Ronnie was behind a snooker format known as the Eleven 30’s series, one that encouraged fast attacking play and for the players themselves to take risks when they were at the table. You might call it snookers version of 20:20 which has revolutionised cricket.
We put an event together that was held at the Cresset Theatre in Peterborough that featured not only Ronnie but other stars of the game like Judd Trump, Jimmy White and John Virgo. It sold out very quickly and I knew that, as it was a big event that the players would be taking seriously, there’d be a little less opportunity to meet up with and chat to them beforehand as there had been at previous events.
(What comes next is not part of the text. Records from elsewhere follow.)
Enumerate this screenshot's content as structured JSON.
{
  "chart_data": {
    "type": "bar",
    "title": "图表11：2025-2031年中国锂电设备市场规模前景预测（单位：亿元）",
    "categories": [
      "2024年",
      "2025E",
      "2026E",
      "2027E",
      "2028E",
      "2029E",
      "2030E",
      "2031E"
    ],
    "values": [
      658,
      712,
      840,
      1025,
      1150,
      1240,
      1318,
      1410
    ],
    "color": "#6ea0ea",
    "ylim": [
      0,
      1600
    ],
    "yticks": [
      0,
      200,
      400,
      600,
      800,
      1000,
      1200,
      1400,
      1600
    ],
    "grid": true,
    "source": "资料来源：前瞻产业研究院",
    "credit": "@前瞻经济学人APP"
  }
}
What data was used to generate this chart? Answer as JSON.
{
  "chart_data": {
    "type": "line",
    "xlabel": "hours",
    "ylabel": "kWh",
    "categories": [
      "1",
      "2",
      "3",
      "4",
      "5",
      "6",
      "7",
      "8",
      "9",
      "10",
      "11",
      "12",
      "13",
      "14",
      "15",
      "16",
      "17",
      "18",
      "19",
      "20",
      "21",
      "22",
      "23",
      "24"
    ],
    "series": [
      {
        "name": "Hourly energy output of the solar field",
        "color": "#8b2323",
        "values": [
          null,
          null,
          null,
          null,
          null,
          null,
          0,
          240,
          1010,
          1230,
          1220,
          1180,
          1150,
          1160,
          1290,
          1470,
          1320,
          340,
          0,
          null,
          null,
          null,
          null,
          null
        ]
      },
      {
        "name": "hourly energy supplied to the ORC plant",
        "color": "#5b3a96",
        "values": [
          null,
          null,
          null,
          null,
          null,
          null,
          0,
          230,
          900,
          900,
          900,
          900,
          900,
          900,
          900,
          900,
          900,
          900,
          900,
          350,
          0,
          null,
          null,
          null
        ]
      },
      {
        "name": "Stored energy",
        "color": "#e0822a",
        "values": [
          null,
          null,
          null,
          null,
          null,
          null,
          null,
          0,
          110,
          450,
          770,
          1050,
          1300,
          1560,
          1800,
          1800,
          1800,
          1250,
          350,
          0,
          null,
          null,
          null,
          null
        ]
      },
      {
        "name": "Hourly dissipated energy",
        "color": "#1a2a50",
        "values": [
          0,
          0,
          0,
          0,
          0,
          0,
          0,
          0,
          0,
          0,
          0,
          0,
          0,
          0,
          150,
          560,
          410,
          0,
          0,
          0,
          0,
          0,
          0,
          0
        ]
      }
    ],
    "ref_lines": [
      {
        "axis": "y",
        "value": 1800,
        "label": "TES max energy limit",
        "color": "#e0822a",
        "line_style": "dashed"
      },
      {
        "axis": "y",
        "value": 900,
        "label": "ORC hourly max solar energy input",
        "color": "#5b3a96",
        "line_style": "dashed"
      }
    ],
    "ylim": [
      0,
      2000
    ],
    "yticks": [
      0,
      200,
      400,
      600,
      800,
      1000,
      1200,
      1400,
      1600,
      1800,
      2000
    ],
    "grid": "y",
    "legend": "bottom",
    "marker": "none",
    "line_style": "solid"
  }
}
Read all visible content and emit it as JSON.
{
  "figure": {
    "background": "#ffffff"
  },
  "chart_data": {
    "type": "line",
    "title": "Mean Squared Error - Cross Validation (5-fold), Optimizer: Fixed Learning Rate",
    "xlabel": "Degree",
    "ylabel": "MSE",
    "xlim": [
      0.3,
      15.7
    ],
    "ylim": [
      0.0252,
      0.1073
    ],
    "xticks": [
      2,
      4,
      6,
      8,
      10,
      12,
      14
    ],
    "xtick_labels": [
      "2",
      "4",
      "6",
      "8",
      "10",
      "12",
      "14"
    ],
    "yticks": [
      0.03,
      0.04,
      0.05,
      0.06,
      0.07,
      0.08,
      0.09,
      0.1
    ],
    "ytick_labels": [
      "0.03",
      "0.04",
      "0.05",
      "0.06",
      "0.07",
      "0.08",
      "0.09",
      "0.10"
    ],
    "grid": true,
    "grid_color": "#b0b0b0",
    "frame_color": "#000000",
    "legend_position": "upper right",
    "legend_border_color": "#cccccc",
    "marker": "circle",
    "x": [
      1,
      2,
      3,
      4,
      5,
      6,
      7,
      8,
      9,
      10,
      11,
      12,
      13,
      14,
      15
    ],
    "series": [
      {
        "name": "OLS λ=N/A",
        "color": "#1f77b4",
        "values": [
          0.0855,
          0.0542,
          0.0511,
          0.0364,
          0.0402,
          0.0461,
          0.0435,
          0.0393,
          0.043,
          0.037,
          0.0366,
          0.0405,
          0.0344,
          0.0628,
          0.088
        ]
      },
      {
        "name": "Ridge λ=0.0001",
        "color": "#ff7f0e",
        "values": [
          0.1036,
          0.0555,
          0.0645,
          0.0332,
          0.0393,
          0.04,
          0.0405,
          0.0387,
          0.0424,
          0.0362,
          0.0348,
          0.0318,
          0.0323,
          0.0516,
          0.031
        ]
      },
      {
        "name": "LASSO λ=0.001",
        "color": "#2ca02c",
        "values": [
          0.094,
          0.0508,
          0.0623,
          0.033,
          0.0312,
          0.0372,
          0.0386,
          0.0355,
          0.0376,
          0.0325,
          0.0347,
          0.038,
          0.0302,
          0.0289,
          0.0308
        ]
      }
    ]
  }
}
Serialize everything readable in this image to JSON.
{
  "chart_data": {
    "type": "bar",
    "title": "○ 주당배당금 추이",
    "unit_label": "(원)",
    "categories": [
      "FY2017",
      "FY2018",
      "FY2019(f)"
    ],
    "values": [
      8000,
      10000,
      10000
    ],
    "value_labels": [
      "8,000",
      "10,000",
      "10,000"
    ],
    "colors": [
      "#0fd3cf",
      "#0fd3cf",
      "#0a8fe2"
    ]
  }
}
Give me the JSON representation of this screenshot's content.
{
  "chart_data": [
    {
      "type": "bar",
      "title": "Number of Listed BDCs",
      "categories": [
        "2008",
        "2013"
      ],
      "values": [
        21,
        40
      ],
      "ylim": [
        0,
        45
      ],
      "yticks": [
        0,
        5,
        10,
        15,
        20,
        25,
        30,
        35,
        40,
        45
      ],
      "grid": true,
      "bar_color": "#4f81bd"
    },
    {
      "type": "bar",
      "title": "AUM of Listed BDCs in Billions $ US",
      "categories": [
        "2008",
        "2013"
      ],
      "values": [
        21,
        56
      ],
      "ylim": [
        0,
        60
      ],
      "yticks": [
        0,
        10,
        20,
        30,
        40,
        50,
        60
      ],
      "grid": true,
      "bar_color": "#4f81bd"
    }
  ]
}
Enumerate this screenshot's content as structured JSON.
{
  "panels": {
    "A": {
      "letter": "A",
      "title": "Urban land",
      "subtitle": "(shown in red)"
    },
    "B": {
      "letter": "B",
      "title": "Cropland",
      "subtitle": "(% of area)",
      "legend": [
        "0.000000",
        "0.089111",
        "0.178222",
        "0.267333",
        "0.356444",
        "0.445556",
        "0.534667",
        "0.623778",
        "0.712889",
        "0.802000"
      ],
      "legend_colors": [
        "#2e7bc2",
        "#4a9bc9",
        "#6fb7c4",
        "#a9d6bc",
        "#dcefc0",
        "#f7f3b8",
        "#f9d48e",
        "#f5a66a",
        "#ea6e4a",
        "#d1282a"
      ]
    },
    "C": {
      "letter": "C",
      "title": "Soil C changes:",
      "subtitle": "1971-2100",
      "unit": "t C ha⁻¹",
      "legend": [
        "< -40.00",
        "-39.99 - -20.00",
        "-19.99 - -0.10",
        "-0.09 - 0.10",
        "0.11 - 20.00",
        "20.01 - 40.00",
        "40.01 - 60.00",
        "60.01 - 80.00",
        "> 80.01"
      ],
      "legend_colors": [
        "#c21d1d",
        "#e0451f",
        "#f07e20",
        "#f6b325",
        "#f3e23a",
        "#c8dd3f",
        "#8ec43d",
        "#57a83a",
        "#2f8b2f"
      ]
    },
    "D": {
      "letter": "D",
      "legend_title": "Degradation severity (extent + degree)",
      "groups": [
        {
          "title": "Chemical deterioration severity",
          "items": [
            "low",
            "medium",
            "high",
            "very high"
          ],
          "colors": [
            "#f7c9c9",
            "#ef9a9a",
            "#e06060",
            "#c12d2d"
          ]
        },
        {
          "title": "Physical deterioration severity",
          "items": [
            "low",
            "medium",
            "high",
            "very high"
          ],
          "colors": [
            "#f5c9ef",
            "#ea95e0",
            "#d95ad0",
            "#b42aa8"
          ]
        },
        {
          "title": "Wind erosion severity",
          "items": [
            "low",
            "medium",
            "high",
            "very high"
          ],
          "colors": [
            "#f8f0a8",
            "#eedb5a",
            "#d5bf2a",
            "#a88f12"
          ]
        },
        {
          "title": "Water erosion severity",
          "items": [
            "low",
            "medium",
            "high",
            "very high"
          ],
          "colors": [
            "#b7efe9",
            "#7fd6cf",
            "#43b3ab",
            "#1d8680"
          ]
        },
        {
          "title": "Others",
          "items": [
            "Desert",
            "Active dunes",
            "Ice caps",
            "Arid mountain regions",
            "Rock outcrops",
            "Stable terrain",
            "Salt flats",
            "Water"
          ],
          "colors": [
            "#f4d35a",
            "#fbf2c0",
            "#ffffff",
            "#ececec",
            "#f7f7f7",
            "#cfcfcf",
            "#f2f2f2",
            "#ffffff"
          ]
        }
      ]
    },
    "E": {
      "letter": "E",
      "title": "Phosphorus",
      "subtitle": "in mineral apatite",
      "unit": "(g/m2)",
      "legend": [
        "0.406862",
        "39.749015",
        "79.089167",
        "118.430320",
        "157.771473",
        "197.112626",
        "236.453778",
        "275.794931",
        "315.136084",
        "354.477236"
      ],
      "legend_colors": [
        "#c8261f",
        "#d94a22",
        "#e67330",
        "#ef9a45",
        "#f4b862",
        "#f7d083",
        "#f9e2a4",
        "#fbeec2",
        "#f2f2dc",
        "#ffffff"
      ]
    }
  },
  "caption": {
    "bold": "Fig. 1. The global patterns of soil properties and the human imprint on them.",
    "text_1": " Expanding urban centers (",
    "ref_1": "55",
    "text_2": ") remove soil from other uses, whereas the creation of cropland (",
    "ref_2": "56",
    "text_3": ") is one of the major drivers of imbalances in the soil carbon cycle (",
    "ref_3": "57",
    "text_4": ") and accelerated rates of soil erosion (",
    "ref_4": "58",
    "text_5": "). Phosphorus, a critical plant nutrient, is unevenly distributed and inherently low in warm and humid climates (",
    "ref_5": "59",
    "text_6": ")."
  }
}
But no matter, it was set to raise a lot of money and I was just delighted to be there and be part of it.
I ended up being so excited about the whole thing that I got there long before the doors were due to open and fully expected, other than the event staff, to be the first person there.
Not a chance. Guess who’d beaten me to it?
Yep, Ronnie O’Sullivan. Clad in just a t-shirt and pair of jeans, there he was, at the table, putting in the practice and, as he did so, becoming not only familiar with how the table was ‘playing’ but the venue itself-the space, the lighting, his immediate surroundings-just about everything and anything about the Cresset Theatre infact.
What a professional. It was if he was practicing just before the final session of the world snooker championships final. But that is how dedicated he is to the sport and his game. Like I said, he is the ultimate professional.
I had a quick word in passing.
‘You really want to win tonight, don’t you Ronnie?’
It came as absolutely no surprise to me when he did.